The producers take care of point one by casting steel-eyed John Wayne in the role of tough Sergeant. It is only a matter of minutes before you are led to realize that this man is a True Marine, who has seen action on Guadalcanal (referred to with reverence as "The 'Canal"). It is also explained clearly that his wife has deserted him in some dastardly fashion, taking his ten-year-old son, his pride and joy. (That's why he's tough, see). But it isn't until halfway between the Tarawa and Iwo campaigns that he shows his true nobility by feeding Pablum to the infant son of a girl he has picked up in a bar instead of carrying the interview to its logical conclusion.
Innumerable insights into the heart and mind of the American Fighting Man are provided in the several battle scenes. One by one the maudlin leather necks in Sergeant Wayne's squad soliloquize eloquently on the girls they left behind them, what they are going to do when they get back home, or even Why America Must Fight This Terrible War. Such elocution is invariably the signal for the speaker to be picked off.
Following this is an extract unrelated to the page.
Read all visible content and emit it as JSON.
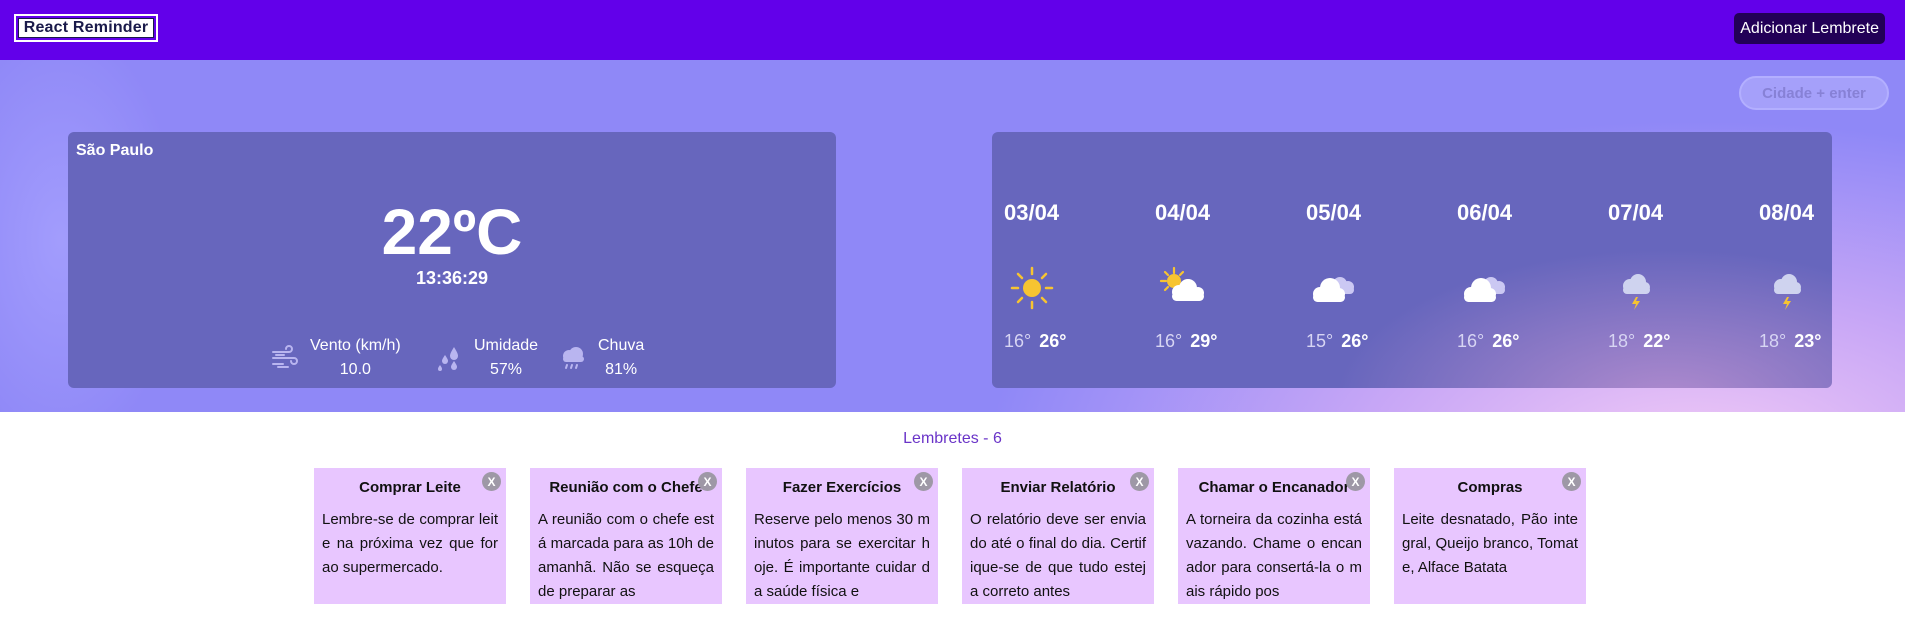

As if Wayne's home life weren't enough, one of his men is an earnest youth who hates the Corps but feels he must carry on the tradition of his Colonel father, killed on The 'Canal. The young man's lack of adjustment causes all sorts of bad feeling, but is resolved in very moving fashion. Sergeant Wayne gets his just as Old Glory goes up over Mount Surabachi, and his squad takes a breather to read an unfinished letter he has been writing his little boy. The young man is so moved by this epistle that he forgets his neurosis and takes over the remnants of the squad, leading them off into the smoke of battle once more.